Barak axant son attaque sur Netanyahou
Avi Gabbay, Tsipi
Livni et même Avigdor Lieberman avaient conseillé le premier ministre sur la
méthodologie à suivre pour un calme presque définitif à Gaza. Pour eux, il faut
améliorer la situation humanitaire à Gaza. Quand les gens ont le ventre plein
et qu’ils travaillent, ils ne songent pas à manifester. C’est le cas des
Palestiniens de Cisjordanie. De ce point de vue, deux stratégies existent. Soit
écarter définitivement le Hamas de la gestion de Gaza en y facilitant la
réinstallation de Mahmoud Abbas ou d’un remplaçant afin de raviver les
négociations au sein de toutes les régions palestiniennes. Cette vision est
condamnée par la droite et l’extrême-droite. Soit rendre Gaza indépendant de
l’Autorité et briser en conséquence tout espoir de création d’un État
palestinien à Gaza et en Cisjordanie.
Des négociations
secrètes ont eu lieu, via l’Égypte, pour exiger le calme durant les élections
d’avril 2019 en échange d’accords humanitaires à Gaza. Le calme a été respecté
mais il ne semble pas que Gaza ait été payé de retour sauf en ce qui concerne
l’introduction de dollars qataris. Malgré cela, le Hamas n’est pas favorable à
une confrontation pour l’instant. Non pas qu’il n’en ait pas l’envie pour se
justifier auprès d’une population épuisée par la misère économique. Mais il
attend le feu vert des Iraniens qui envisagent une action concertée avec le
Hezbollah libanais dans le cadre d’un développement rapide de la situation dans
le Golfe. Certains militaires à l’État-major
sont convaincus qu’ils peuvent freiner les velléités belliqueuses du Hamas en
lâchant du lest, en étendant les limites de pêche, en libérant des fonds
alloués à l’Autorité et en empêchant l’effondrement économique de la
Cisjordanie.
La campagne électorale
à droite a abordé pour l’instant la seule question de l’annexion de la
Cisjordanie, condition imposée par l’extrême-droite pour soutenir Benjamin
Netanyahou dans une nouvelle coalition gouvernementale. Le premier ministre
peut compter sur le soutien américain dans son projet d’annexion mais il doit
jongler pour maintenir à la fois le calme à Gaza et la neutralité de ses allés
nationalistes.
En fait il
n’existe que deux solutions pour Gaza. Ou bien faire entrer les chars, raser
les bases du Hamas et aller à la recherche de ses dirigeants au prix d’une
centaine de morts israéliens car les Brigades Ezzedine El-Kassem se sont aguerries.
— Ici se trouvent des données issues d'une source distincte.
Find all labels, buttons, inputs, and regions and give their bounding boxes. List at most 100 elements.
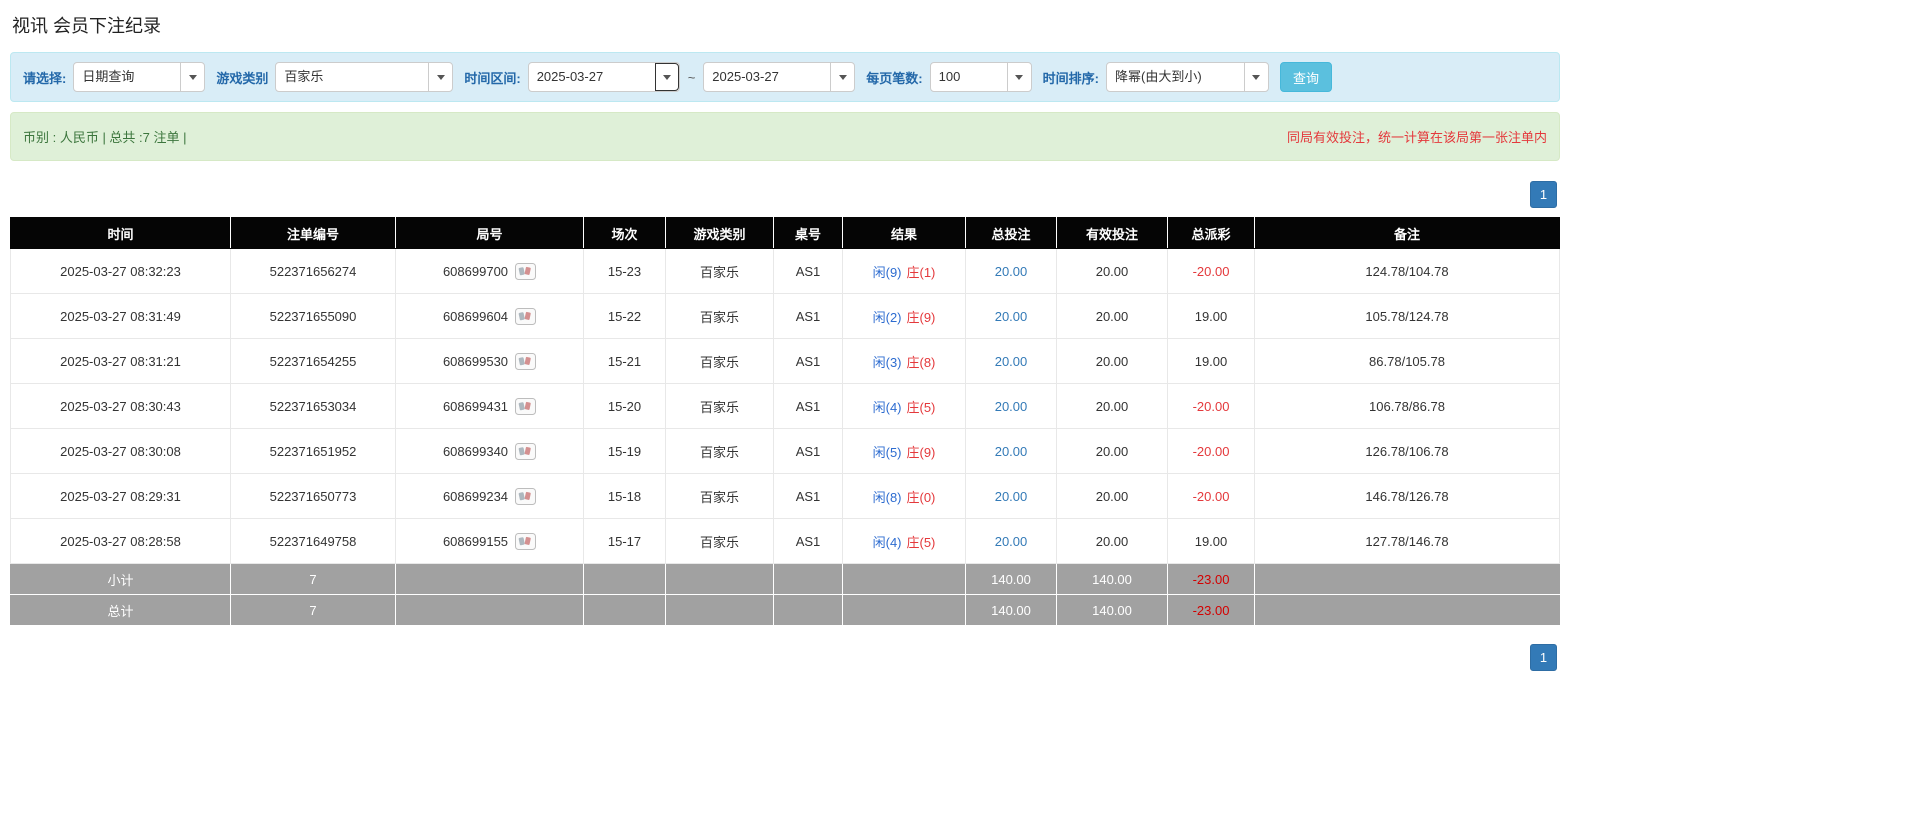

Ou bien négocier avec Ismaël Haniyeh et Yahia Sinwar pour une trêve de longue
durée en échange de l’ouverture des frontières aux marchandises et aux
travailleurs en Israël, de la création d’un port volant, et d’un petit
aérodrome contrôlé par la sécurité israélienne.
Défilé militaire des Brigades Ezzedine al-Qassam, à Gaza |
Le Hamas craint cependant une attaque israélienne liée à la campagne électorale. Il a lancé un exercice «pour tester
l'état de préparation de ses forces en vue d'un scénario de vaste
tentative d'atteinte à l'ordre public et à la stabilité dans la bande de Gaza».
Le «deal du
siècle» a été reporté à novembre pour permettre à Mahmoud Abbas de mieux
réfléchir aux conséquences de son refus. Trump n’est pas homme à accepter la
contradiction. Certaines rumeurs laissent d’ailleurs entendre qu’il pourrait
lâcher le président de l’Autorité pour trancher dans le vif en préparant
sérieusement son remplacement par des hommes plus coopératifs.
De son côté Netanyahou
persiste dans son logiciel périmé consistant à répéter à l’envi que
l’opposition prépare un nouvel Oslo. Il pense que le seul mot d’Oslo rameutera
à lui toute l’extrême-droite et les militants du Likoud. Or, quelle que
soit la stratégie utilisée, il est impossible que la question palestinienne soit
éludée durant la campagne. C’est dans ce contexte que le clivage se fera.
1 commentaire:
La politique menée actuellement par Netanyahu est la seule possible .
Le deal du siècle permettra de régler le conflit parce que Trump, Netanyahu, Al Sissi et Mbs savent comment il faut négocier contrairement à vous.